Das deutsche Grundgesetz besagt, dass niemand wegen seines Geschlechtes, seiner Abstammung, seiner Rasse, seiner Sprache, seiner Heimat und Herkunft, seiner Behinderung, seines Glaubens, seiner religiösen oder politischen Anschauungen benachteiligt oder bevorzugt werden darf. Soweit die Theorie. Die Realität in unserer Gesellschaft sieht leider ganz anders aus – Diskriminierungen, ob bewusst oder unterbewusst, sind Bestandteil vieler uns umgebenden Strukturen – auch innerhalb der Arbeitswelt.

Umso erfreulicher war, dass der Andrang auf unser HR Frühstück zum Thema Diversity derart groß war, dass wir noch ein paar zusätzliche Slots freimachen mussten. Gemeinsam mit unseren Freund*innen von Talents4Good luden wir dieses Mal in das frizzforum auf der Friedrichstraße ein und wurden von Maja Hebel und Kinga Pakai von Diversicon in das Themenfeld eingeführt. Diversicon hat sich zum Ziel gesetzt, Autist*innen dauerhaft in den ersten Arbeitsmarkt zu vermitteln und begleitet sie in allen Phasen des Berufslebens.. 


Angeregte Gespräche nach dem Vortrag

Doch was können Personaler*innen tun, um mehr Diversität in ihre Unternehmen zu bringen? Wie Aletta Gräfin von Hardenberg, Geschäftsführerin vom Verein Charta der Vielfalt, einmal so schön gesagt hat: "Diversity Management ist kein Projekt und keine Reihe von Einzelmaßnahmen. Es ist eine Reise und sollte bei jeder Entscheidung mitgedacht werden."

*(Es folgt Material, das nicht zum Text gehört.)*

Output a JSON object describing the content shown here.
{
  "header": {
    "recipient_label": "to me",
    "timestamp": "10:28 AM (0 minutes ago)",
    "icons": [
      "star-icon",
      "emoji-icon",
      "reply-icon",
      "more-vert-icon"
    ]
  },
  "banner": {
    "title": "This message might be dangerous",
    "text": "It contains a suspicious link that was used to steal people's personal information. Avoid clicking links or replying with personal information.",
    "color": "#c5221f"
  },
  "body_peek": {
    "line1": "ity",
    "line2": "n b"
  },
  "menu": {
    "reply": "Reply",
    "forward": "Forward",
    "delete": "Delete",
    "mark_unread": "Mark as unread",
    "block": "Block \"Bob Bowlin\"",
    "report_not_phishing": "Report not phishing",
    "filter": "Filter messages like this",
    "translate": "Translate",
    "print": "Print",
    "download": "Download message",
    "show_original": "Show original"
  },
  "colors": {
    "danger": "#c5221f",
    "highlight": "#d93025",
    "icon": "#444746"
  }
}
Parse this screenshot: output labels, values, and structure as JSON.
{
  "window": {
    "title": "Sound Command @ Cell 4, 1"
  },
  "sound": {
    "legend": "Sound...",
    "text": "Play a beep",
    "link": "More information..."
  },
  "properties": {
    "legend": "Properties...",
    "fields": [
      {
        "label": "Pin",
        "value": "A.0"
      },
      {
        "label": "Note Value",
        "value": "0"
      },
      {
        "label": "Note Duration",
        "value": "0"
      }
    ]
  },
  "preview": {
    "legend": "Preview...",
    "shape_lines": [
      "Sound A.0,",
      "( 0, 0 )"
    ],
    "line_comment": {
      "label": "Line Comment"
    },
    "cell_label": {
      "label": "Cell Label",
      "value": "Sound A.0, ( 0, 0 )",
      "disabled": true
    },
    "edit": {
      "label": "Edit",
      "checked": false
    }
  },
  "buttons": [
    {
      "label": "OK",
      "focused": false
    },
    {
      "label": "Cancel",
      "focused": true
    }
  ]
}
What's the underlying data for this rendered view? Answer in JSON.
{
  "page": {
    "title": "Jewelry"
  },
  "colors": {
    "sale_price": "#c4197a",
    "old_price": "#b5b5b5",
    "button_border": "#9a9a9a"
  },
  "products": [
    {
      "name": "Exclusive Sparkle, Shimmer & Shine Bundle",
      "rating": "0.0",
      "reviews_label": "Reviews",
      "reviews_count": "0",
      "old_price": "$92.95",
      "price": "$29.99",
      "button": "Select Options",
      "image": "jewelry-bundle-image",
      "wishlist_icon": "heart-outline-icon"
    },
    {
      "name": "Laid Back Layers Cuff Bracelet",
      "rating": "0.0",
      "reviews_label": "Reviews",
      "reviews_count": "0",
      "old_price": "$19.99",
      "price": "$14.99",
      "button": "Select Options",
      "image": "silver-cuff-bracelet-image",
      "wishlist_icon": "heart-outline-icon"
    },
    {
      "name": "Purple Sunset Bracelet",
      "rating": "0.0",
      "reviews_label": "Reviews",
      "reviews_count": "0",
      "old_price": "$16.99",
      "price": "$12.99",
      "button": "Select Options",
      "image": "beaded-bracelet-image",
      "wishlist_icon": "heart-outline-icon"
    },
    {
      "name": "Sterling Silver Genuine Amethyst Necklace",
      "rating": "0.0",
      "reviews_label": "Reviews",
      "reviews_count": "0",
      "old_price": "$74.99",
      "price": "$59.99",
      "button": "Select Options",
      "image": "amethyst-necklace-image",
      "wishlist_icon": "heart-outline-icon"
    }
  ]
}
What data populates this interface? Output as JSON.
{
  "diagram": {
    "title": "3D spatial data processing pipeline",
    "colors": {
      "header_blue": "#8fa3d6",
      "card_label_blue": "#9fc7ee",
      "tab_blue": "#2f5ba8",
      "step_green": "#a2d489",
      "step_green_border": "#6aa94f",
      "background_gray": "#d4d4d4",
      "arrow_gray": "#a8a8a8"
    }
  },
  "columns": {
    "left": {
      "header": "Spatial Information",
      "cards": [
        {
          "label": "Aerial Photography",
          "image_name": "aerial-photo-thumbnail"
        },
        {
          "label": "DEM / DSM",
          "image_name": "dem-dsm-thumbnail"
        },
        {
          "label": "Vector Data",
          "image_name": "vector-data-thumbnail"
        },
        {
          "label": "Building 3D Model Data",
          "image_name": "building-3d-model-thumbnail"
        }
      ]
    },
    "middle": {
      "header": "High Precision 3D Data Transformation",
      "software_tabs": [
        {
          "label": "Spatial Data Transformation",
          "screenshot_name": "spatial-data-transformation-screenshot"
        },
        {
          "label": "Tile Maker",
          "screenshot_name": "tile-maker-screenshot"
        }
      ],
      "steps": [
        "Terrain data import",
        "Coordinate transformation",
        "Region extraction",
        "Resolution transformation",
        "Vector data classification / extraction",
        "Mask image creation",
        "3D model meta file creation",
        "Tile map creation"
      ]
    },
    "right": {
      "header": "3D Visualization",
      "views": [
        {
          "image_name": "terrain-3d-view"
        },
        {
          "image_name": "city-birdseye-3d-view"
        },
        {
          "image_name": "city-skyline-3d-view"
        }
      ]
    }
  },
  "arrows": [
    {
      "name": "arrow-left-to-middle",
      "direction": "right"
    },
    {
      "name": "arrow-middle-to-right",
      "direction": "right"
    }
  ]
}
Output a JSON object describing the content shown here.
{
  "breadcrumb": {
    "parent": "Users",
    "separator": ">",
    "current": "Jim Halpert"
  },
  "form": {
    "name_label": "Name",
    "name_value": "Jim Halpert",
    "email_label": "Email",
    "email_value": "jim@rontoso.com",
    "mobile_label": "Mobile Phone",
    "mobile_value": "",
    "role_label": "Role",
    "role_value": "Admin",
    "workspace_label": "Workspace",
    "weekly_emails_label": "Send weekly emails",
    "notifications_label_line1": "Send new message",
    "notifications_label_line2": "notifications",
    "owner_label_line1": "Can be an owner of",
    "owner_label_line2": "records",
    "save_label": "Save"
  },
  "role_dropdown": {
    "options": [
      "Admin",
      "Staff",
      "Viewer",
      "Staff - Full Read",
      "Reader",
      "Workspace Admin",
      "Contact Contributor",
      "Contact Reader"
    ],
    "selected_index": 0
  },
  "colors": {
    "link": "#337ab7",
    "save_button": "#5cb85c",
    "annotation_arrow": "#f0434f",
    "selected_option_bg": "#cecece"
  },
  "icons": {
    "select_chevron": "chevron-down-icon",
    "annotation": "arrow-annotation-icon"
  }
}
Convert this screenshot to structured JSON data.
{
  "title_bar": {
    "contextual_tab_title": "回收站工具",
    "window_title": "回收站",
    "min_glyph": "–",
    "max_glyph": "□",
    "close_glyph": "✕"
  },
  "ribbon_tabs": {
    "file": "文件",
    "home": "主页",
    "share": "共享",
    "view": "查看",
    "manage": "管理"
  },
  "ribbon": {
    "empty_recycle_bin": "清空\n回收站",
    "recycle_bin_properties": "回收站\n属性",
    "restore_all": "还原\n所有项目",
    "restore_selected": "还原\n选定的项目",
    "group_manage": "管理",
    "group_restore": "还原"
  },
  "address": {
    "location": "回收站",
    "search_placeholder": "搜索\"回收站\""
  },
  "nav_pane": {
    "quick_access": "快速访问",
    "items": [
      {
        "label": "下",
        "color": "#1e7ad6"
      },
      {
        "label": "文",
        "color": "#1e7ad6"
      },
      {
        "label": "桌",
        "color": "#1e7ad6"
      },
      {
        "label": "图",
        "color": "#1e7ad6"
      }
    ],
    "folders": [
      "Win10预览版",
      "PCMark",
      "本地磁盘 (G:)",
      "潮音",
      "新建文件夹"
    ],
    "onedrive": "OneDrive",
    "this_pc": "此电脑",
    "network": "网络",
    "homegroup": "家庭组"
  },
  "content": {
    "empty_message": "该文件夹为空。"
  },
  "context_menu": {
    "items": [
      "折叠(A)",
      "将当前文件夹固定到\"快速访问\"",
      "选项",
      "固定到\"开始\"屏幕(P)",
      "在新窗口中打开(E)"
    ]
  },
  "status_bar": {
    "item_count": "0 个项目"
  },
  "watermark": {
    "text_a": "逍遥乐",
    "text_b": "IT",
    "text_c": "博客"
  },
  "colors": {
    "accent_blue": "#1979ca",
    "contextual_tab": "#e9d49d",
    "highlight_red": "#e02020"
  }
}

Sieht so Diversität in der Politik aus? Hoffentlich nicht; © Screenshot von Twitter

Beispiele für schlechtes Diversity Management gibt es leider zuhauf, erzählt Maja. Hinter ihr taucht das Bild des Heimatministeriums (BMI) auf, welches aufgrund seiner fehlenden Diversität in die Schlagzeilen kam und daraufhin schnell wieder von der Homepage verschwunden war. Das Bild mag verschwunden sein, die Ungleichheit bleibt. Die AllBright Stiftung hat in einer Studie herausgefunden, dass 93% der Vorständen in Daxkonzernen männlich sind. Doch es kommt noch schlimmer: die Studie ermittelte, dass es mehr Vorstandsmitglieder mit dem Namen Thomas oder Michael gibt (49), als es Frauen gibt (46). 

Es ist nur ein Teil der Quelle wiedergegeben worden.